Ghulam Nabi Nowsheshri/Nowshahri (c. 1944 – 24 June 2024) was a veteran Kashmiri politician affiliated with Jamaat-e-Islami Kashmir. He served as a member of the Jammu and Kashmir Legislative Assembly in 1972.

== Biography ==
Nowshahri's early life and education is not widely documented. He became active in the Jamaat-e-Islami movement in Jammu and Kashmir.

Nowshahri entered in politics with 1972 assembly election from Tankipora constituency. He represented the constituency from 1972 to 77.

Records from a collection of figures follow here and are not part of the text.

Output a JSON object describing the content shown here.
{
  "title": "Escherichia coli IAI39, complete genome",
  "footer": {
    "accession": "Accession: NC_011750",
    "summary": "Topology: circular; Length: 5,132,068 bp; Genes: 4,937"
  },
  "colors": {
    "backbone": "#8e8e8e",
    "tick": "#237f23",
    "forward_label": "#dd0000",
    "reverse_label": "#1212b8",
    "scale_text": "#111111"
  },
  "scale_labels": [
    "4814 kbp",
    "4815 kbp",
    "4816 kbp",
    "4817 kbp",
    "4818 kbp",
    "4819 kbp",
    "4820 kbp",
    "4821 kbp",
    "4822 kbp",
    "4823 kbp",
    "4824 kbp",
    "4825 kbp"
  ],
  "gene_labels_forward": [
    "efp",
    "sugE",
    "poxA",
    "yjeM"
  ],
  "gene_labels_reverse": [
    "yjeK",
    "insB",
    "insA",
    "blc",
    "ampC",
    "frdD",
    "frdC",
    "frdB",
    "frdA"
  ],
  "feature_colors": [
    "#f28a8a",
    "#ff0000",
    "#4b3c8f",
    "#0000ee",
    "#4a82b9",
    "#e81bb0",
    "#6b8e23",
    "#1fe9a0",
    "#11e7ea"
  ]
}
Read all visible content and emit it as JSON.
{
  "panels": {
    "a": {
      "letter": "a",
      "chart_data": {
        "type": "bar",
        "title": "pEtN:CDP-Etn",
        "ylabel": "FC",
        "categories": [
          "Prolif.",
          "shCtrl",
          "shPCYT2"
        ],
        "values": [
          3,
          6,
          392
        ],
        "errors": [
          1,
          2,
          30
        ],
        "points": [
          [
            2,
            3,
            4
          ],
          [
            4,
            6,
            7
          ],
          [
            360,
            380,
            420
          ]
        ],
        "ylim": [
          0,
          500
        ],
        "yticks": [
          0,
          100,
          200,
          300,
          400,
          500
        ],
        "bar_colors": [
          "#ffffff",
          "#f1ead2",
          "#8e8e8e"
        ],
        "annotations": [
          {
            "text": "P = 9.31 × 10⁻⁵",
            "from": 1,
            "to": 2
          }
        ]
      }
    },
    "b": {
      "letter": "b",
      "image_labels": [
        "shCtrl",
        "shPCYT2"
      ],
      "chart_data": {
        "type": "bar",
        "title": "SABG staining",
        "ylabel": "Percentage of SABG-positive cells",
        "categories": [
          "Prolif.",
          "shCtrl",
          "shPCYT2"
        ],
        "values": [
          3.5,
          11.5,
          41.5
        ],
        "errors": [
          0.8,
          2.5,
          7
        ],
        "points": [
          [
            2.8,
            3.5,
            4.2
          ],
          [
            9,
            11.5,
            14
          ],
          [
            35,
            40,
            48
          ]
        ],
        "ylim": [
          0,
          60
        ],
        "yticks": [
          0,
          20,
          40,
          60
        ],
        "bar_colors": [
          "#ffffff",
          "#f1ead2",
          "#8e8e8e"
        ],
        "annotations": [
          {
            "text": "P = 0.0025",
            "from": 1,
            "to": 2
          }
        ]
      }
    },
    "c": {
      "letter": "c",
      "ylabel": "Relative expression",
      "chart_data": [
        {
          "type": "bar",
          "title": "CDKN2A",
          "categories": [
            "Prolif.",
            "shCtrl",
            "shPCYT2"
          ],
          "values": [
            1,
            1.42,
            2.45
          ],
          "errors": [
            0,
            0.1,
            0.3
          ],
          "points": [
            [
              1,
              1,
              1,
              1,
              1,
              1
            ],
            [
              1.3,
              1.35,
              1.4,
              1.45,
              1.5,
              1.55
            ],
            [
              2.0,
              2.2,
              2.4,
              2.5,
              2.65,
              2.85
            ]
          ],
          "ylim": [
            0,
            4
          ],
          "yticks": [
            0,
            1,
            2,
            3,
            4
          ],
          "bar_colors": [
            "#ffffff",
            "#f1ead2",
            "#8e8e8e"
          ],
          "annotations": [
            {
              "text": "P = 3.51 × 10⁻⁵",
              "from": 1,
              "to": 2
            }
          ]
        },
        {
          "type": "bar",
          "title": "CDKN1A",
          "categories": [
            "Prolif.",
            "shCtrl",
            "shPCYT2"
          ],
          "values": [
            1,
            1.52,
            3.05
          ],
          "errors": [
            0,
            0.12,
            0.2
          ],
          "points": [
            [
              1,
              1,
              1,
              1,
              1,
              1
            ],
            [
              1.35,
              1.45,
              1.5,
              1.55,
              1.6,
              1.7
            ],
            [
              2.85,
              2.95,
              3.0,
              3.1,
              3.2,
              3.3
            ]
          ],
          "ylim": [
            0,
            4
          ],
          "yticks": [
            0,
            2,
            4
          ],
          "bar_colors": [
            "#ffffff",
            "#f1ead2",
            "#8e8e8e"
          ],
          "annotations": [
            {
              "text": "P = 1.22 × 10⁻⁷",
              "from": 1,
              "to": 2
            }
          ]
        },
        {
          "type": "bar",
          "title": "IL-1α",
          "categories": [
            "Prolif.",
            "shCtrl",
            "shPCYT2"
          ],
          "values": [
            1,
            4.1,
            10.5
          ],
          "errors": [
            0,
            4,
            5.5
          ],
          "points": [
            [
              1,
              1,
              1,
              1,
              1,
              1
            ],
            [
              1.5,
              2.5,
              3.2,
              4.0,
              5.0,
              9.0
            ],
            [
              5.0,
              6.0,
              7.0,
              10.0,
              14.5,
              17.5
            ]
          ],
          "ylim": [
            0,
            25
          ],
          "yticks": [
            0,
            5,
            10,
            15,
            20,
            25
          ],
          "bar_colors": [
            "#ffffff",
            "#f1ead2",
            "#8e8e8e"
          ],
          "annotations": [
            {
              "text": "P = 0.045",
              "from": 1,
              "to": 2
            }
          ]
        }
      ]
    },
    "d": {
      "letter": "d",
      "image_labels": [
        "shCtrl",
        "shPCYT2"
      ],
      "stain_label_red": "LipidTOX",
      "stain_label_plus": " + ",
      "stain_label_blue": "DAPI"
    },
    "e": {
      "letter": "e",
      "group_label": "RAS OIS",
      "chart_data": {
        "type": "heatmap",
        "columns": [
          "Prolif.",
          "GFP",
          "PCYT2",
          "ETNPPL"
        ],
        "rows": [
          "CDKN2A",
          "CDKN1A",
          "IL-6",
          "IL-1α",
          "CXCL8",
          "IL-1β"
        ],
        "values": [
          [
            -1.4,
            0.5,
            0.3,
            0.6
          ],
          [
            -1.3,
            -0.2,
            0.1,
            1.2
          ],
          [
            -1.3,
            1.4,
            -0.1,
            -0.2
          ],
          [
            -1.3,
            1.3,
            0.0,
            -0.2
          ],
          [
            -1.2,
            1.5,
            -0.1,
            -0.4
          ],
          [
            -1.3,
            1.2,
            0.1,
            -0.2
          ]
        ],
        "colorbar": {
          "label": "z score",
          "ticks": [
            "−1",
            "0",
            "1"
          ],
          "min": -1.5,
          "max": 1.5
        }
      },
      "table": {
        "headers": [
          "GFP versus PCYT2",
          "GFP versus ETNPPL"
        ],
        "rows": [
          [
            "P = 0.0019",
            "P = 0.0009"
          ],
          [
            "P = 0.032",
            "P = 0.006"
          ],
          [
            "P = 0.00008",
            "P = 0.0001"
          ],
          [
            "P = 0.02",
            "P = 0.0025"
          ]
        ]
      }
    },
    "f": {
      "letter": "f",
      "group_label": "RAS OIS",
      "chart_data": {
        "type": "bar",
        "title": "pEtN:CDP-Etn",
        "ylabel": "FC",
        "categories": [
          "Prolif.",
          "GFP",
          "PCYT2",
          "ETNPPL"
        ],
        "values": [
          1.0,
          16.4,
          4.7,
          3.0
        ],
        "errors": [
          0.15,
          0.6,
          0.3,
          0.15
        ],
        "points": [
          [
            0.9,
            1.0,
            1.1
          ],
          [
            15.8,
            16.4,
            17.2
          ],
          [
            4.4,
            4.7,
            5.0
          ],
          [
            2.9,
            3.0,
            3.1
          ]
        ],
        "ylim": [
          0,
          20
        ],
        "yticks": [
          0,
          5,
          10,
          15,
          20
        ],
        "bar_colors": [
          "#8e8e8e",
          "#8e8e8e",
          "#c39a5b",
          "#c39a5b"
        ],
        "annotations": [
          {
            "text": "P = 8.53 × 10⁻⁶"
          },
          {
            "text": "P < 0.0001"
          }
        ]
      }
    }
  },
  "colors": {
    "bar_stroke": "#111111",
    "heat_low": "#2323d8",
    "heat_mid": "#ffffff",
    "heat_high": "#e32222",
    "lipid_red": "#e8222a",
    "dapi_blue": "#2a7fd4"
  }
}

In 1990, amid the insurgency in Jammu and Kashmir and political unrest, Nowshahri moved to Pakistan. After relocating, he represented same Islamic political party in Pakistan's Azad Kashmir. He reportedly remained active in Kashmiri separatist movement. He was reportedly a close associate of separatist leaders Syed Ali Shah Geelani and Mohammad Ashraf Sehrai.

Nowshahri died in Islamabad, Pakistan on 24 June 2024 after suffering from kidney disease for several years.